Antje Kanngiesser est à la tête du deuxième plus grand fournisseur d'électricité en Suisse. Elle regrette la forte dépendance aux importations et plaide pour un investissement massif dans les énergies renouvelables.
"Investir dans le renouvelable, c'est la seule chose qu'il faut faire. Nous pouvons être autonomes dans ce domaine. Il y a de l'eau, du vent et du soleil chez nous. Il faut mettre l'accent sur la production et le stockage, c'est notre système du futur: on doit se passer de l'énergie fossile", explique-t-elle.
Selon la patronne d'Alpiq, la situation est inquiétante, avec une hausse des prix et des importations malmenées par le contexte international et la guerre en Ukraine.

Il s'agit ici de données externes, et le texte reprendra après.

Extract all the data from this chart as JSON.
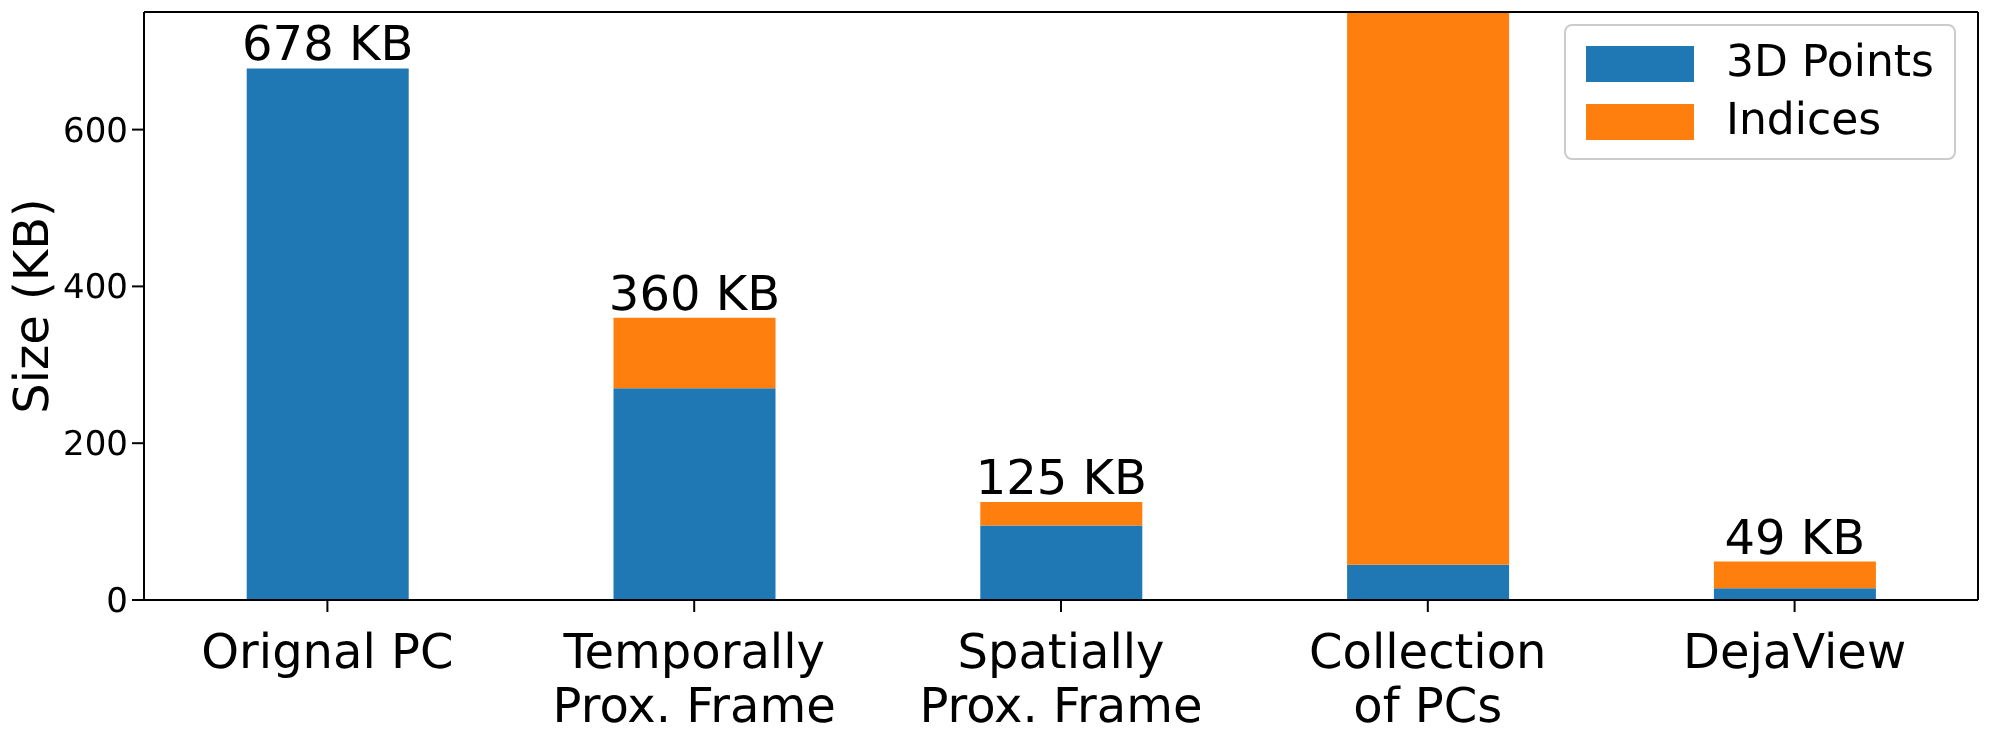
{
  "chart_data": {
    "type": "bar",
    "stacked": true,
    "ylabel": "Size (KB)",
    "categories": [
      "Orignal PC",
      "Temporally\nProx. Frame",
      "Spatially\nProx. Frame",
      "Collection\nof PCs",
      "DejaView"
    ],
    "series": [
      {
        "name": "3D Points",
        "color": "#1f77b4",
        "values": [
          678,
          270,
          95,
          45,
          15
        ]
      },
      {
        "name": "Indices",
        "color": "#ff7f0e",
        "values": [
          0,
          90,
          30,
          705,
          34
        ]
      }
    ],
    "totals": [
      "678 KB",
      "360 KB",
      "125 KB",
      null,
      "49 KB"
    ],
    "ylim": [
      0,
      750
    ],
    "yticks": [
      0,
      200,
      400,
      600
    ],
    "grid": false,
    "legend": "top right"
  }
}
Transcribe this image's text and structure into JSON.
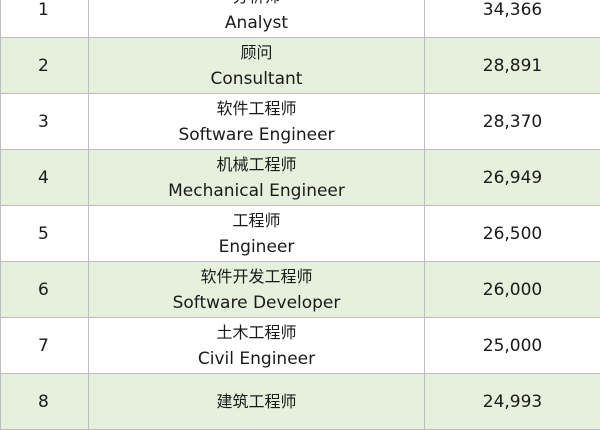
{
  "rows": [
    {
      "rank": "1",
      "title_zh": "分析师",
      "title_en": "Analyst",
      "value": "34,366"
    },
    {
      "rank": "2",
      "title_zh": "顾问",
      "title_en": "Consultant",
      "value": "28,891"
    },
    {
      "rank": "3",
      "title_zh": "软件工程师",
      "title_en": "Software Engineer",
      "value": "28,370"
    },
    {
      "rank": "4",
      "title_zh": "机械工程师",
      "title_en": "Mechanical Engineer",
      "value": "26,949"
    },
    {
      "rank": "5",
      "title_zh": "工程师",
      "title_en": "Engineer",
      "value": "26,500"
    },
    {
      "rank": "6",
      "title_zh": "软件开发工程师",
      "title_en": "Software Developer",
      "value": "26,000"
    },
    {
      "rank": "7",
      "title_zh": "土木工程师",
      "title_en": "Civil Engineer",
      "value": "25,000"
    },
    {
      "rank": "8",
      "title_zh": "建筑工程师",
      "title_en": "",
      "value": "24,993"
    }
  ],
  "colors": {
    "stripe": "#e6f0dc",
    "border": "#bdbdbd"
  }
}
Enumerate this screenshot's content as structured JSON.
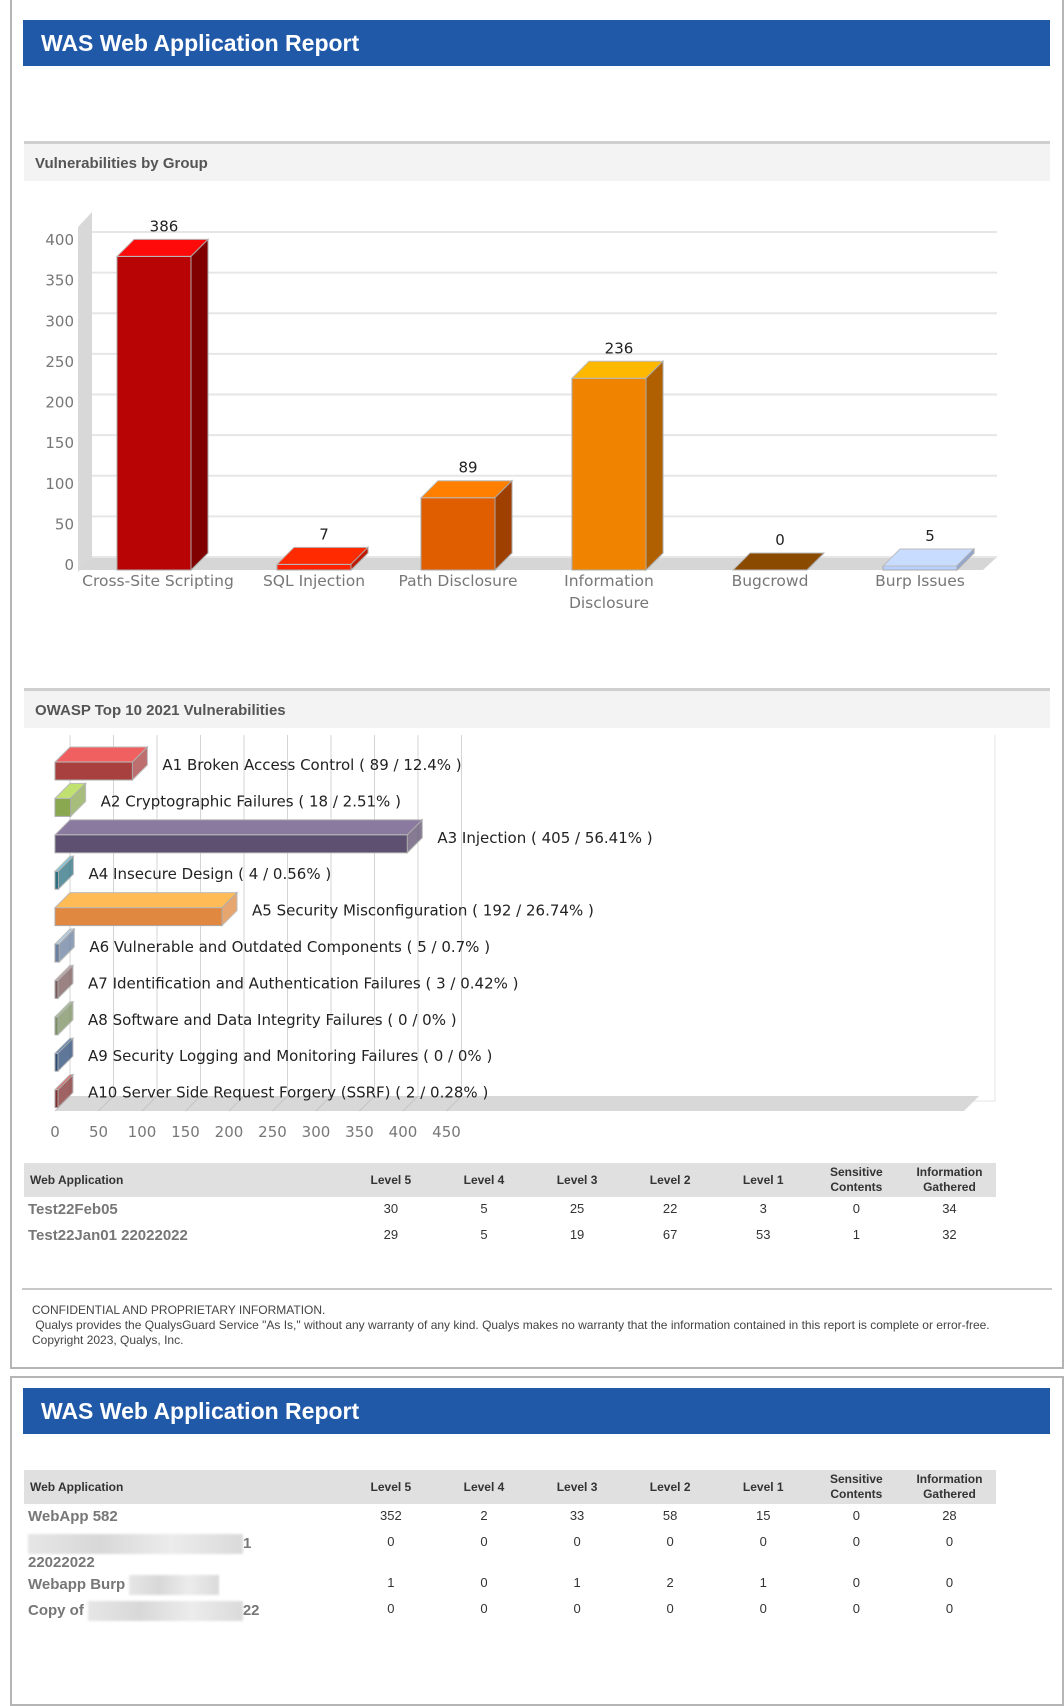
{
  "report_title": "WAS Web Application Report",
  "section1_title": "Vulnerabilities by Group",
  "section2_title": "OWASP Top 10 2021 Vulnerabilities",
  "table_headers": [
    "Web Application",
    "Level 5",
    "Level 4",
    "Level 3",
    "Level 2",
    "Level 1",
    "Sensitive Contents",
    "Information Gathered"
  ],
  "table1_rows": [
    {
      "name": "Test22Feb05",
      "values": [
        "30",
        "5",
        "25",
        "22",
        "3",
        "0",
        "34"
      ]
    },
    {
      "name": "Test22Jan01 22022022",
      "values": [
        "29",
        "5",
        "19",
        "67",
        "53",
        "1",
        "32"
      ]
    }
  ],
  "footer": {
    "line1": "CONFIDENTIAL AND PROPRIETARY INFORMATION.",
    "line2": " Qualys provides the QualysGuard Service \"As Is,\" without any warranty of any kind. Qualys makes no warranty that the information contained in this report is complete or error-free. Copyright 2023, Qualys, Inc."
  },
  "table2_rows": [
    {
      "name": "WebApp 582",
      "name_suffix": "",
      "values": [
        "352",
        "2",
        "33",
        "58",
        "15",
        "0",
        "28"
      ]
    },
    {
      "name": "",
      "name_suffix": "1",
      "name_line2": "22022022",
      "values": [
        "0",
        "0",
        "0",
        "0",
        "0",
        "0",
        "0"
      ]
    },
    {
      "name": "Webapp Burp",
      "name_suffix": "",
      "values": [
        "1",
        "0",
        "1",
        "2",
        "1",
        "0",
        "0"
      ]
    },
    {
      "name": "Copy of",
      "name_suffix": "22",
      "values": [
        "0",
        "0",
        "0",
        "0",
        "0",
        "0",
        "0"
      ]
    }
  ],
  "chart_data": [
    {
      "type": "bar",
      "categories": [
        "Cross-Site Scripting",
        "SQL Injection",
        "Path Disclosure",
        "Information Disclosure",
        "Bugcrowd",
        "Burp Issues"
      ],
      "values": [
        386,
        7,
        89,
        236,
        0,
        5
      ],
      "ylim": [
        0,
        400
      ],
      "yticks": [
        0,
        50,
        100,
        150,
        200,
        250,
        300,
        350,
        400
      ],
      "grid": true,
      "colors": [
        "#b80404",
        "#ff2200",
        "#e05e00",
        "#f08400",
        "#8a4a00",
        "#b8d0ff"
      ],
      "top_colors": [
        "#ff0a0a",
        "#ff2a00",
        "#ff8000",
        "#ffb800",
        "#8a4a00",
        "#c8dcff"
      ],
      "side_colors": [
        "#800000",
        "#c01800",
        "#a04000",
        "#b06000",
        "#603000",
        "#90a8d8"
      ]
    },
    {
      "type": "bar",
      "orientation": "horizontal",
      "categories": [
        "A1 Broken Access Control",
        "A2 Cryptographic Failures",
        "A3 Injection",
        "A4 Insecure Design",
        "A5 Security Misconfiguration",
        "A6 Vulnerable and Outdated Components",
        "A7 Identification and Authentication Failures",
        "A8 Software and Data Integrity Failures",
        "A9 Security Logging and Monitoring Failures",
        "A10 Server Side Request Forgery (SSRF)"
      ],
      "values": [
        89,
        18,
        405,
        4,
        192,
        5,
        3,
        0,
        0,
        2
      ],
      "percents": [
        "12.4%",
        "2.51%",
        "56.41%",
        "0.56%",
        "26.74%",
        "0.7%",
        "0.42%",
        "0%",
        "0%",
        "0.28%"
      ],
      "xlim": [
        0,
        450
      ],
      "xticks": [
        0,
        50,
        100,
        150,
        200,
        250,
        300,
        350,
        400,
        450
      ],
      "grid": true,
      "colors": [
        "#a84040",
        "#8aa850",
        "#5e5070",
        "#2a7080",
        "#e08840",
        "#6a80a0",
        "#7a5a5a",
        "#7a9060",
        "#2a4a78",
        "#803030"
      ],
      "top_colors": [
        "#f06060",
        "#c0e070",
        "#8a7aa0",
        "#80c8d8",
        "#ffbb55",
        "#b8cce0",
        "#c0a0a0",
        "#a8c090",
        "#5a80b0",
        "#e06060"
      ]
    }
  ]
}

"La Suisse a besoin des pays voisins pour s'approvisionner en électricité. En France, plus de la moitié des réacteurs ne sont pas actifs. L'Allemagne limite la production à partir de gaz et la situation pourrait être la même pour l'Italie avec les sanctions européennes prises contre la Russie."
Projets bloqués
Alpiq mise sur l'énergie renouvelable, assure Antje Kanngiesser, avec de nombreux projets en cours. "On a investi 750 millions en Suisse ces cinq dernières années, dont un demi-milliard dans l'hydraulique. Il y a aussi des programmes dans l'éolien. Mais beaucoup de ces projets coincent au niveau des procédures et on ne peut pas les réaliser."

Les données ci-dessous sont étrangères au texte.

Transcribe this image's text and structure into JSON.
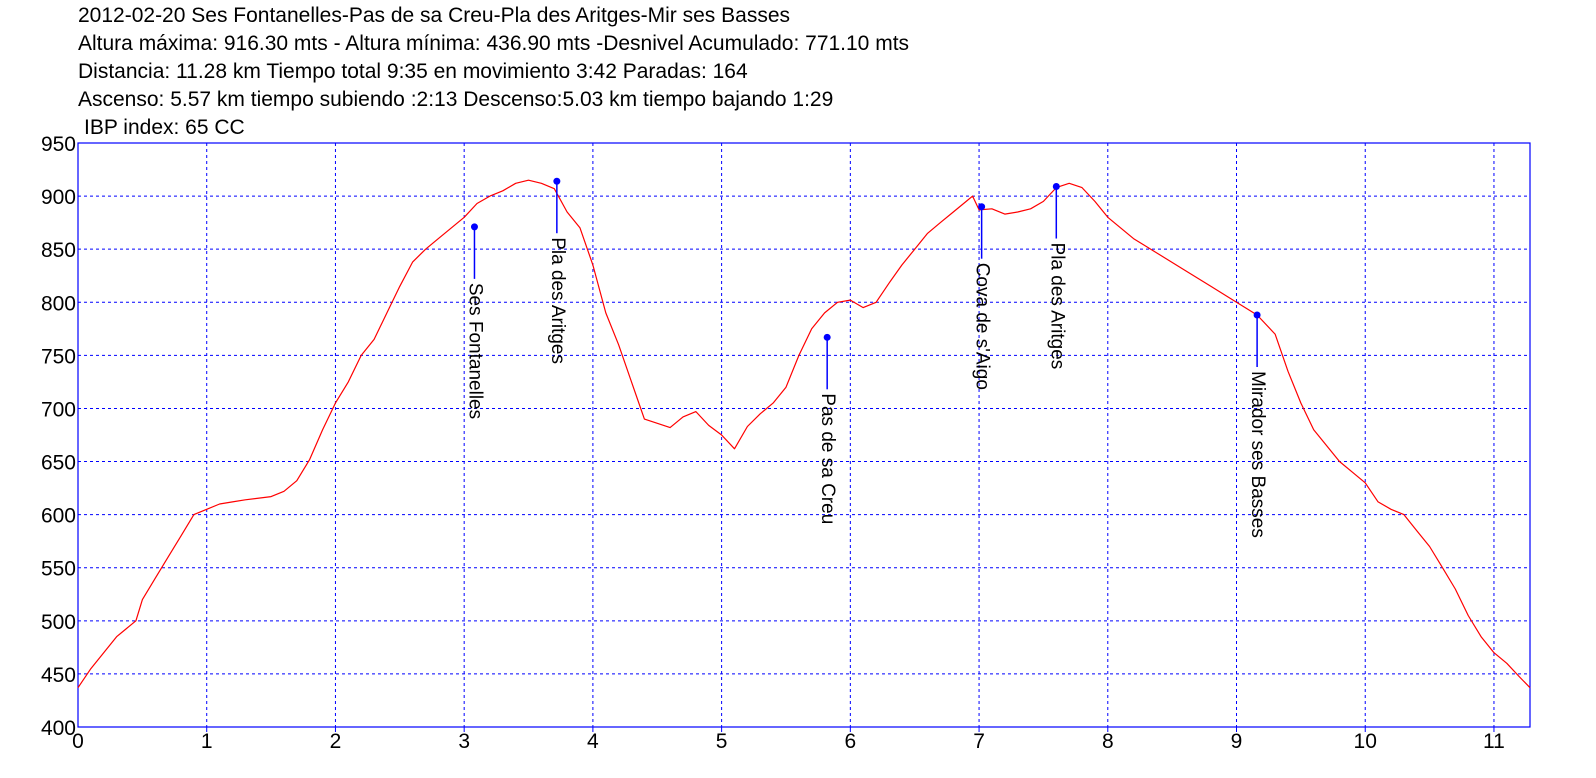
{
  "header": {
    "title": "2012-02-20 Ses Fontanelles-Pas de sa Creu-Pla des Aritges-Mir ses Basses",
    "line2": "Altura máxima: 916.30 mts - Altura mínima: 436.90 mts -Desnivel Acumulado: 771.10 mts",
    "line3": "Distancia: 11.28 km  Tiempo total 9:35  en movimiento 3:42 Paradas: 164",
    "line4": "Ascenso: 5.57 km  tiempo subiendo :2:13  Descenso:5.03 km tiempo bajando 1:29",
    "line5": "IBP index: 65 CC"
  },
  "chart_data": {
    "type": "line",
    "xlim": [
      0,
      11.28
    ],
    "ylim": [
      400,
      950
    ],
    "x_ticks": [
      "0",
      "1",
      "2",
      "3",
      "4",
      "5",
      "6",
      "7",
      "8",
      "9",
      "10",
      "11"
    ],
    "y_ticks": [
      "400",
      "450",
      "500",
      "550",
      "600",
      "650",
      "700",
      "750",
      "800",
      "850",
      "900",
      "950"
    ],
    "grid": true,
    "line_color": "#ff0000",
    "grid_color": "#0000ff",
    "frame_color": "#0000ff",
    "marker_color": "#0000ff",
    "series": [
      {
        "x": [
          0,
          0.1,
          0.2,
          0.3,
          0.45,
          0.5,
          0.6,
          0.7,
          0.8,
          0.9,
          1.0,
          1.1,
          1.2,
          1.3,
          1.5,
          1.6,
          1.7,
          1.8,
          1.9,
          2.0,
          2.1,
          2.2,
          2.3,
          2.4,
          2.5,
          2.6,
          2.7,
          2.8,
          2.9,
          3.0,
          3.1,
          3.2,
          3.3,
          3.4,
          3.5,
          3.6,
          3.7,
          3.8,
          3.9,
          4.0,
          4.1,
          4.2,
          4.3,
          4.4,
          4.5,
          4.6,
          4.7,
          4.8,
          4.9,
          5.0,
          5.1,
          5.2,
          5.3,
          5.4,
          5.5,
          5.6,
          5.7,
          5.8,
          5.9,
          6.0,
          6.1,
          6.2,
          6.3,
          6.4,
          6.5,
          6.6,
          6.7,
          6.8,
          6.9,
          6.95,
          7.0,
          7.1,
          7.2,
          7.3,
          7.4,
          7.5,
          7.6,
          7.7,
          7.8,
          7.9,
          8.0,
          8.2,
          8.4,
          8.6,
          8.8,
          9.0,
          9.16,
          9.3,
          9.4,
          9.5,
          9.6,
          9.7,
          9.8,
          9.9,
          10.0,
          10.1,
          10.2,
          10.3,
          10.4,
          10.5,
          10.6,
          10.7,
          10.8,
          10.9,
          11.0,
          11.1,
          11.2,
          11.28
        ],
        "y": [
          437,
          455,
          470,
          485,
          500,
          520,
          540,
          560,
          580,
          600,
          605,
          610,
          612,
          614,
          617,
          622,
          632,
          652,
          680,
          705,
          725,
          750,
          765,
          790,
          815,
          838,
          850,
          860,
          870,
          880,
          893,
          900,
          905,
          912,
          915,
          912,
          907,
          885,
          870,
          835,
          790,
          760,
          725,
          690,
          686,
          682,
          692,
          697,
          684,
          675,
          662,
          683,
          695,
          705,
          720,
          750,
          775,
          790,
          800,
          802,
          795,
          800,
          818,
          835,
          850,
          865,
          875,
          885,
          895,
          900,
          887,
          888,
          883,
          885,
          888,
          895,
          908,
          912,
          908,
          895,
          880,
          860,
          845,
          830,
          815,
          800,
          788,
          770,
          735,
          705,
          680,
          665,
          650,
          640,
          630,
          612,
          605,
          600,
          585,
          570,
          550,
          530,
          505,
          485,
          470,
          460,
          447,
          437
        ]
      }
    ],
    "waypoints": [
      {
        "name": "Ses Fontanelles",
        "x": 3.08,
        "y": 871
      },
      {
        "name": "Pla des Aritges",
        "x": 3.72,
        "y": 914
      },
      {
        "name": "Pas de sa Creu",
        "x": 5.82,
        "y": 767
      },
      {
        "name": "Cova de s'Aigo",
        "x": 7.02,
        "y": 890
      },
      {
        "name": "Pla des Aritges",
        "x": 7.6,
        "y": 909
      },
      {
        "name": "Mirador ses Basses",
        "x": 9.16,
        "y": 788
      }
    ]
  }
}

La patronne germano-suisse estime que les oppositions sont parfois trop faciles en Suisse. "Des litiges peuvent être lancés à chaque pas de la procédure et ils finiront toujours au Tribunal fédéral, ça prend des années. La procédure doit être plus rapide."
Elle relève que beaucoup de pays ont entamé des "voies rapides" pour mettre en place des infrastructures critiques pour l'approvisionnement. "Ça existe dans presque tous les pays autour de la Suisse. Je pense qu'on peut aussi aller dans cette direction."